House and Senate budget negotiators will decide in the coming weeks whether the [$3 million a year program to test high school student athletes for steroids] continues — and its scope and pace.
“It’s not needed. House members think that we should not do the test at all,” said House Appropriations Chairman Jim Pitts, R-Waxahachie. Pitts will lead House members in their negotiations with Senate counterparts.
A scaled-down program is possible, Pitts said. And that would satisfy Rep. Dan Flynn, R-Van, who sponsored the steroid-testing legislation two years ago.
He prefers a scaled-down program where random tests for steroid use are given to students who participate in football, track, weight lifting and wrestling, sports in which steroid abuse is most prevalent, as opposed to volleyball, for example.
“No, we don’t have a whole lot of people that we caught, but the whole idea was for them not to use it,” Flynn said. “It was a fairness and health issue, and we think we raised that level of awareness to a bar where it’s been successful.”

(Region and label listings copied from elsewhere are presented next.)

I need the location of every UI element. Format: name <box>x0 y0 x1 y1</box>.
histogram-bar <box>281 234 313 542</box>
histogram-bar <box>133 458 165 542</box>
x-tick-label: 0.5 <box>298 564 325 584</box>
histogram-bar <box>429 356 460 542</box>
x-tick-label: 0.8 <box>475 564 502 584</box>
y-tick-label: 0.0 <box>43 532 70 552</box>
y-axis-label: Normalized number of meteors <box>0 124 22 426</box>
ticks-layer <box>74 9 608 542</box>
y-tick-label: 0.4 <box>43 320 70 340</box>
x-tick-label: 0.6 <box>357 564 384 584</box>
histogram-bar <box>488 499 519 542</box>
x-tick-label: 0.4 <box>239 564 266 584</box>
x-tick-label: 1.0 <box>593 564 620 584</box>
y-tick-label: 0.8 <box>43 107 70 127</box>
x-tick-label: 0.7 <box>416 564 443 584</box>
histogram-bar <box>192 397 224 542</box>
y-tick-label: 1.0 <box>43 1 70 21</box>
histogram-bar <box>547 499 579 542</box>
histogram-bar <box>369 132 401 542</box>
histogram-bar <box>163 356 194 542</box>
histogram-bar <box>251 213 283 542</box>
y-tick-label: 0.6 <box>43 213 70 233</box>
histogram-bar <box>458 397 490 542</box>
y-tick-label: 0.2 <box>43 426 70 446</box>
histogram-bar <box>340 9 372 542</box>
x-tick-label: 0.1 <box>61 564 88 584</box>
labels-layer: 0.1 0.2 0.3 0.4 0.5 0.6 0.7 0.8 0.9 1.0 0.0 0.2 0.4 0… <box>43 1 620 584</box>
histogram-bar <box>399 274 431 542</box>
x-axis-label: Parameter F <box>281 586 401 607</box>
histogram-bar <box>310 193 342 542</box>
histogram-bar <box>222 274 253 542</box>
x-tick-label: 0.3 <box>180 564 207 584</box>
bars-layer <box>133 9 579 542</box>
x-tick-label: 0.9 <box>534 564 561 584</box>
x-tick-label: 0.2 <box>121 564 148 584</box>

As noted, in the story, a grand total of 11 athletes, out of 29,000 tested, came up positive. Both Rep. Flynn and Lt. Gov. Dewhurst, who was also quoted in support of this foolishness, have given all kinds of silly justifications for this in the past as well. Even Governor Perry supports scaling this back. Now three million bucks is chump change in the context of the budget. Killing this program isn’t going to achieve any real savings. That’s not the point. Steroid testing was done for a reason, whether you believe it was deterrence or fact-finding or something else, and the results have shown that it’s not needed. We should pay heed to those results and take the next logical step.